De cette prose dualiste, le motif du secret est le joyau, le produit d’appel. Pourquoi tant de romans contemporains s’articulent-ils autour de ce motif ? Parce que le secret fait jouir de l’idée d’un sens sans imposer la lourdeur d’une clé. L’idée suffit ; suffit au bonheur de ceux que le non-sens effraie. Le demi- frère Paul a été remis à Viviane par sa mère juive avant que les nazis ne l’arrêtent ? Ce pourrait être un fait, mais non c’est un secret. Ça a l’air d’expliquer plein de trucs, à commencer par le destin d’artiste puis de prêtre de Paul. Lien causal invérifiable, et c’est tant mieux. Seul compte l’écume du sens.

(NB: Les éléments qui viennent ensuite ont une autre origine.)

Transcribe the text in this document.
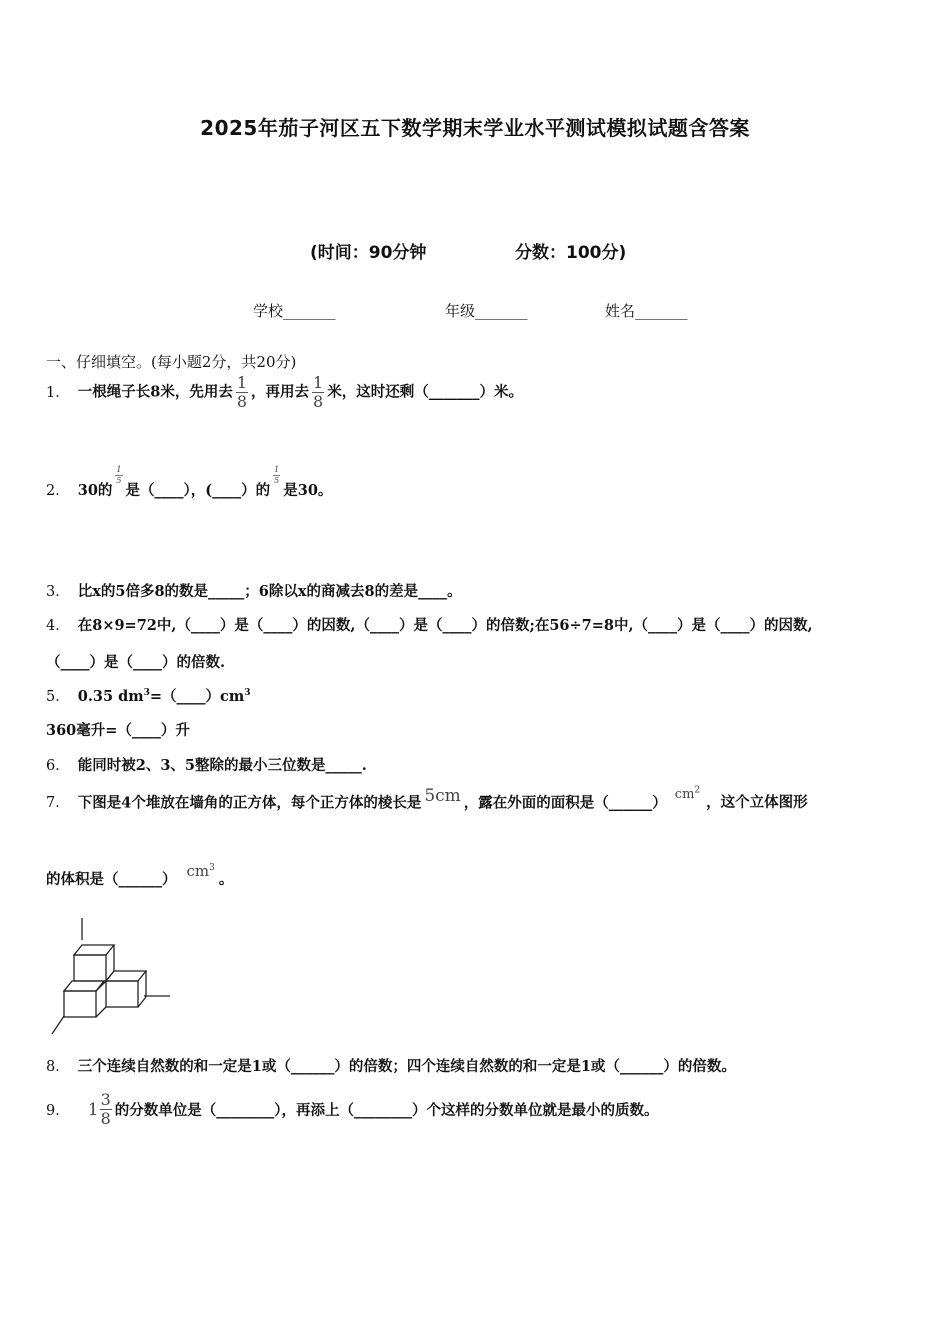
2025年茄子河区五下数学期末学业水平测试模拟试题含答案
(时间：90分钟	分数：100分)
学校_______	年级_______	姓名_______
一、仔细填空。(每小题2分，共20分)
1． 一根绳子长8米，先用去 $\frac{1}{8}$ ，再用去 $\frac{1}{8}$ 米，这时还剩（_______）米。
2． 30的
$\frac{1}{5}$
是（____），(____）的
$\frac{1}{5}$
是30。
3． 比x的5倍多8的数是_____；6除以x的商减去8的差是____。
4． 在8×9=72中,（____）是（____）的因数,（____）是（____）的倍数;在56÷7=8中,（____）是（____）的因数,
（____）是（____）的倍数.
5． 0.35 $dm^3=(\_\_\_\_)cm^3$
360毫升=（____）升
6． 能同时被2、3、5整除的最小三位数是_____.
7． 下图是4个堆放在墙角的正方体，每个正方体的棱长是 5cm ，露在外面的面积是（______） $cm^2$，这个立体图形
的体积是（______） $cm^3$。
8． 三个连续自然数的和一定是1或（______）的倍数；四个连续自然数的和一定是1或（______）的倍数。
9． $1 \frac{3}{8}$ 的分数单位是（________），再添上（________）个这样的分数单位就是最小的质数。
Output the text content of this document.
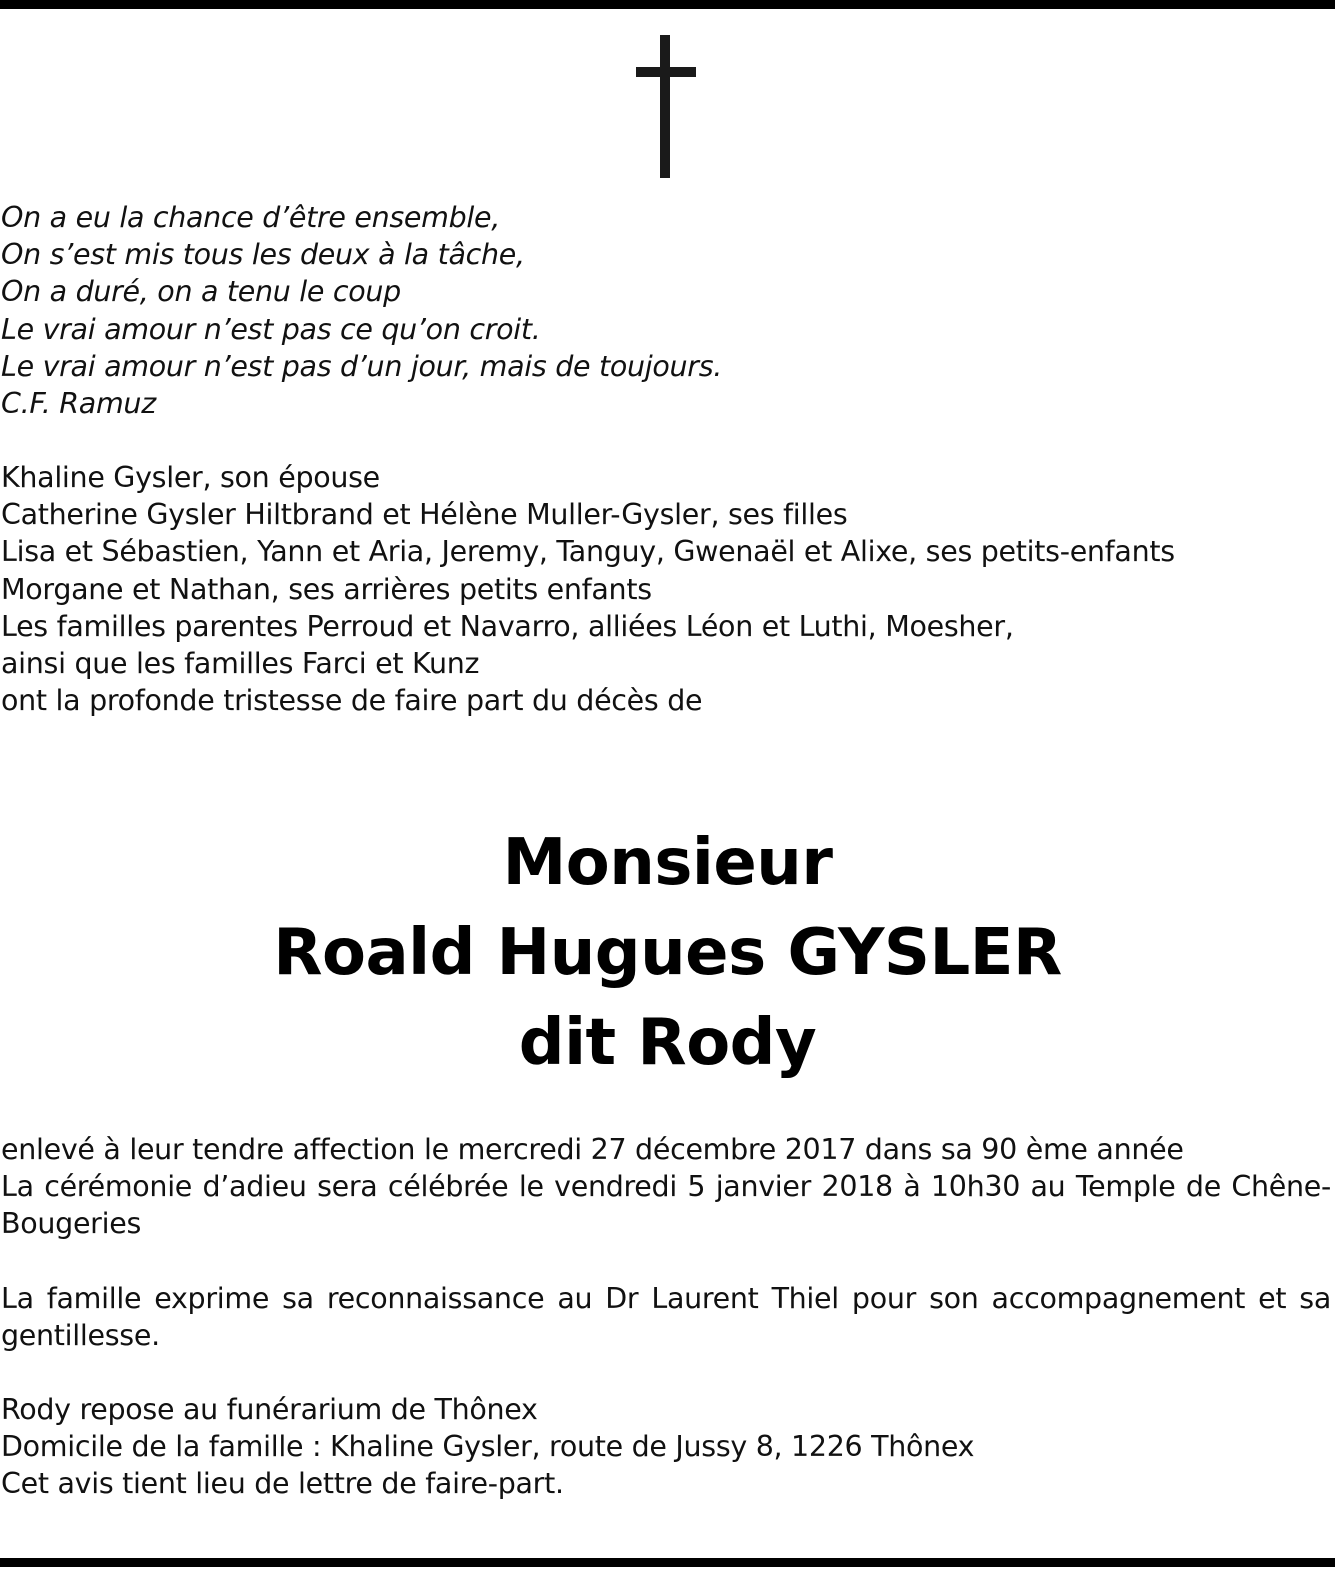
On a eu la chance d’être ensemble,
On s’est mis tous les deux à la tâche,
On a duré, on a tenu le coup
Le vrai amour n’est pas ce qu’on croit.
Le vrai amour n’est pas d’un jour, mais de toujours.
C.F. Ramuz
Khaline Gysler, son épouse
Catherine Gysler Hiltbrand et Hélène Muller-Gysler, ses filles
Lisa et Sébastien, Yann et Aria, Jeremy, Tanguy, Gwenaël et Alixe, ses petits-enfants
Morgane et Nathan, ses arrières petits enfants
Les familles parentes Perroud et Navarro, alliées Léon et Luthi, Moesher,
ainsi que les familles Farci et Kunz
ont la profonde tristesse de faire part du décès de
Monsieur
Roald Hugues GYSLER
dit Rody
enlevé à leur tendre affection le mercredi 27 décembre 2017 dans sa 90 ème année
La cérémonie d’adieu sera célébrée le vendredi 5 janvier 2018 à 10h30 au Temple de Chêne-Bougeries
La famille exprime sa reconnaissance au Dr Laurent Thiel pour son accompagnement et sa gentillesse.
Rody repose au funérarium de Thônex
Domicile de la famille : Khaline Gysler, route de Jussy 8, 1226 Thônex
Cet avis tient lieu de lettre de faire-part.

Alors Lil aimerait bien aussi avoir son secret. Jusqu’au bout elle attend, de la bouche de son père, une « révélation extraordinaire » sur sa mère, qui ne viendra pas. En désespoir de cause, Lil se jettera dans la compulsation de documents et la fouille de grenier. Ne trouvant rien, elle se sent « soulagée et déçue ». Soulagée de ne pas avoir appris un truc horrible, déçue de ne pas avoir ramené de sa pêche un bon vieux « Rosebud » des familles.
Il lui reste le recours sans risque à la spéculation, la foire des hypothèses en roue libre : « Au fond qu’est-ce qui lui prouve que sa mère est bien morte ? » Spéculez, spéculez, il en restera toujours quelque chose. Il en restera la sensation, chaude comme un feu de cheminée dans une maison froide, qu’on ne vit pas pour rien.